An image of the spinning orb of blue light moving across an aurora-filled sky in Alaska.

An image of the spinning orb of blue light moving across an aurora-filled sky in Alaska. (Image credit: The Aurora Chasers/Ronn Murray/Marketa Murray)

The bluish light that streaked across the sky above Alaska last month was most likely debris from a Chinese rocket, according to scientists.

The strange phenomenon was seen by Eyewitnesses across the state at around 5 a.m. local time. The orb moved from the northeast to the southwest.

The orb streaking in front of the northern lights was captured by an automatic camera trap. Ronn and Marketa Murray, a husband and wife duo in Fairbanks who run northern lights photography tours, take regular photos of the sky every 45 seconds so people can experience the northern lights in close to real. The orb was visible for at least four and a half minutes, according to the six photos taken by the camera.

Smallwood told KUAC that it was not like it shot across the sky.
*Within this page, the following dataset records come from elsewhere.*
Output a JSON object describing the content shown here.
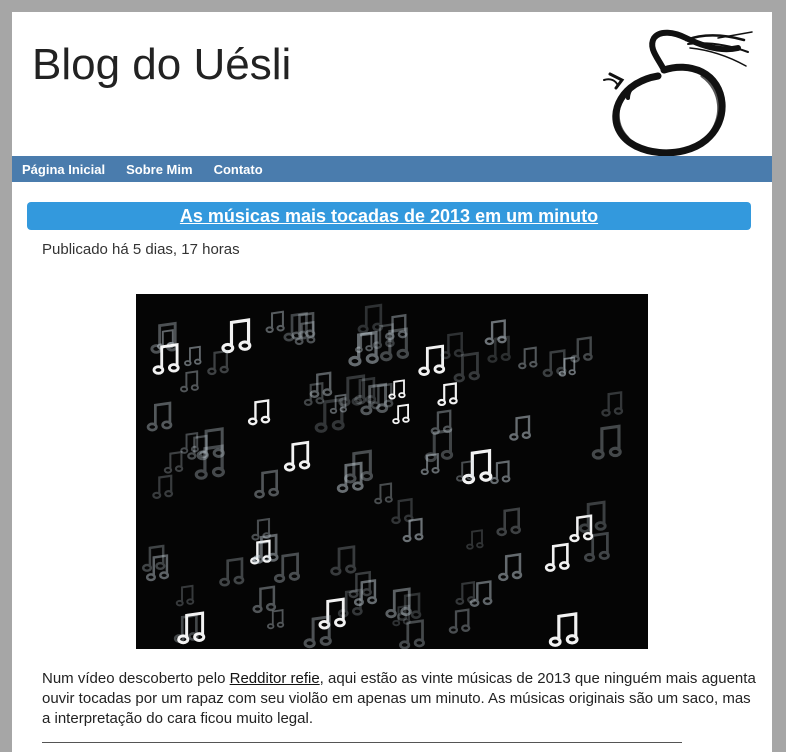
{
  "blog": {
    "title": "Blog do Uésli"
  },
  "nav": {
    "items": [
      {
        "label": "Página Inicial"
      },
      {
        "label": "Sobre Mim"
      },
      {
        "label": "Contato"
      }
    ]
  },
  "post": {
    "title": "As músicas mais tocadas de 2013 em um minuto",
    "meta": "Publicado há 5 dias, 17 horas",
    "image_icon": "music-notes-photo",
    "body": {
      "before_link": "Num vídeo descoberto pelo ",
      "link_text": "Redditor refie",
      "after_link": ", aqui estão as vinte músicas de 2013 que ninguém mais aguenta ouvir tocadas por um rapaz com seu violão em apenas um minuto. As músicas originais são um saco, mas a interpretação do cara ficou muito legal."
    }
  },
  "colors": {
    "nav_bar": "#4a7cad",
    "title_bar": "#3399dd",
    "frame": "#a6a6a6"
  }
}
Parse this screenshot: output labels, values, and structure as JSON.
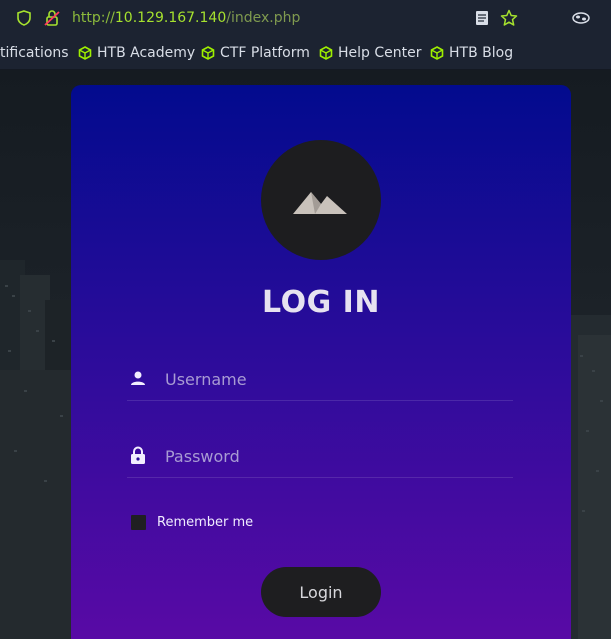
{
  "browser": {
    "url_scheme": "http://",
    "url_host": "10.129.167.140",
    "url_path": "/index.php"
  },
  "bookmarks": [
    {
      "label": "tifications"
    },
    {
      "label": "HTB Academy"
    },
    {
      "label": "CTF Platform"
    },
    {
      "label": "Help Center"
    },
    {
      "label": "HTB Blog"
    }
  ],
  "login": {
    "title": "LOG IN",
    "username_placeholder": "Username",
    "password_placeholder": "Password",
    "remember_label": "Remember me",
    "submit_label": "Login"
  },
  "icons": {
    "shield": "shield-icon",
    "lock_warning": "insecure-lock-icon",
    "reader": "reader-view-icon",
    "star": "bookmark-star-icon",
    "extension": "extension-icon",
    "bookmark_cube": "cube-icon",
    "logo": "mountain-icon",
    "user": "user-icon",
    "lock": "lock-icon"
  },
  "colors": {
    "card_top": "#020b8e",
    "card_bottom": "#5b0aa6",
    "url_green": "#a6e22e",
    "bookmark_icon_green": "#9fef00"
  }
}
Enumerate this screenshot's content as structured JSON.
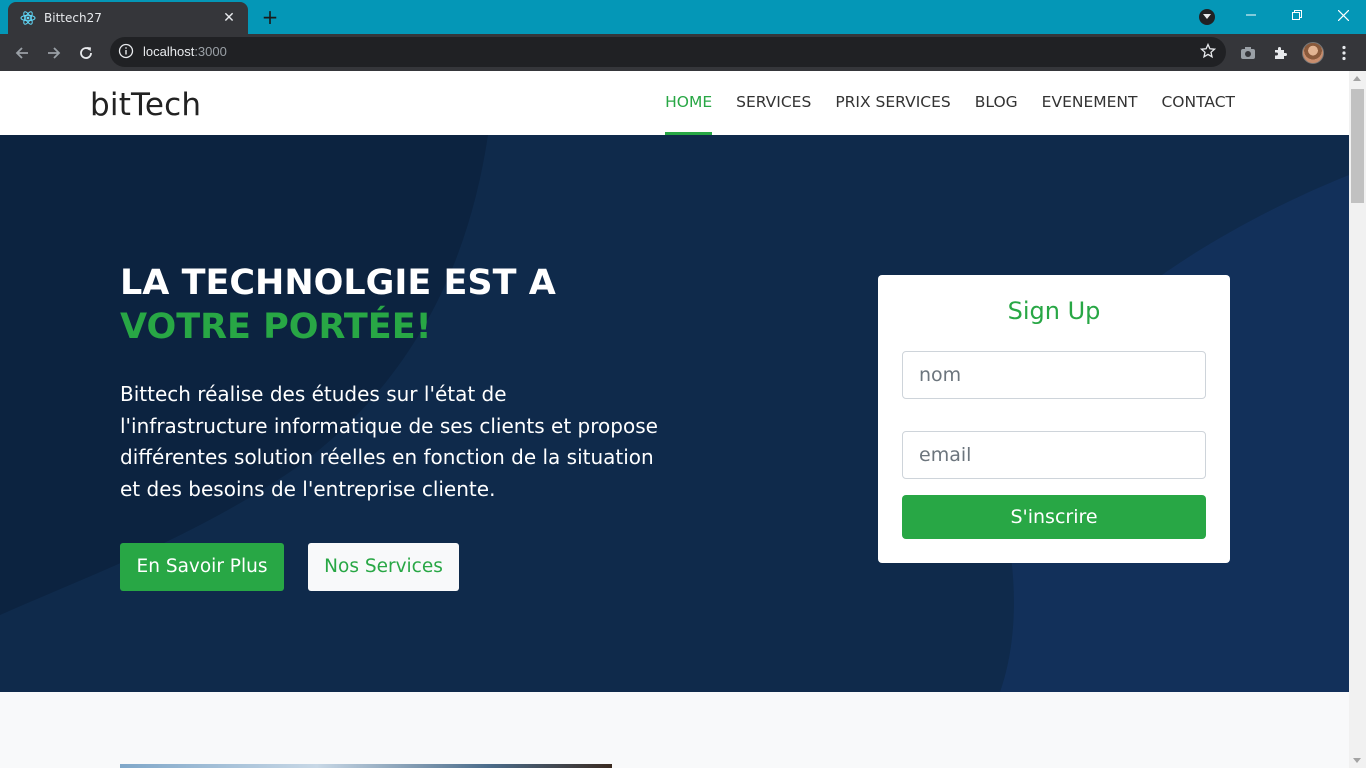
{
  "browser": {
    "tab_title": "Bittech27",
    "url_host": "localhost",
    "url_port": ":3000",
    "new_tab_label": "+",
    "close_tab_label": "✕"
  },
  "site": {
    "logo": "bitTech",
    "nav": [
      {
        "label": "HOME",
        "active": true
      },
      {
        "label": "SERVICES",
        "active": false
      },
      {
        "label": "PRIX SERVICES",
        "active": false
      },
      {
        "label": "BLOG",
        "active": false
      },
      {
        "label": "EVENEMENT",
        "active": false
      },
      {
        "label": "CONTACT",
        "active": false
      }
    ]
  },
  "hero": {
    "title_white": "LA TECHNOLGIE EST A ",
    "title_accent": "VOTRE PORTÉE!",
    "text": "Bittech réalise des études sur l'état de l'infrastructure informatique de ses clients et propose différentes solution réelles en fonction de la situation et des besoins de l'entreprise cliente.",
    "btn_primary": "En Savoir Plus",
    "btn_secondary": "Nos Services"
  },
  "signup": {
    "title": "Sign Up",
    "name_placeholder": "nom",
    "email_placeholder": "email",
    "submit": "S'inscrire"
  },
  "colors": {
    "accent": "#28a745",
    "hero_bg": "#0f2a4b",
    "browser_frame": "#0497b7"
  }
}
There was no real explanation for the orb coming and going. Scientists determined that the big blue ball was the result of a photobombing Chinese rocket after analyzing the photos.

Jonathan McDowell, an astronomer at the Harvard Smithsonian Center for Astrophysics in Massachusetts, told KUAC that he was very confident that what people saw was the dumping of fuel from a Chinese rocket stage. He said that the orb was related to the flight path of the Chinese rocket. The rocket was a two-stage Long March 6 carrier rocket that launched from Taiwan.

The orb streaks across the sky in a sped up video.

The orb streaks across the sky in a sped up video. (Image credit: The Aurora Chasers/Ronn Murray/Marketa Murray))

The leftover fuel from the rocket likely froze and spread out into a large ball that was illuminated by the sun.

Mark Conde, a physicist at the University of Alaska Fairbanks, said that a glowing cloud of gas that was sunlit would look like that.

The orb seemed to be spinning because when rockets dump their fuel, they enter a controlled tumble to maintain their trajectory. The rocket would have been rotating and releasing fuel like a garden hose.

This phenomenon has happened before. According to Science Alert, an even larger blue orb was seen in the sky above Siberia in October of last year. Russian military rocket tests left frozen fuel in the area.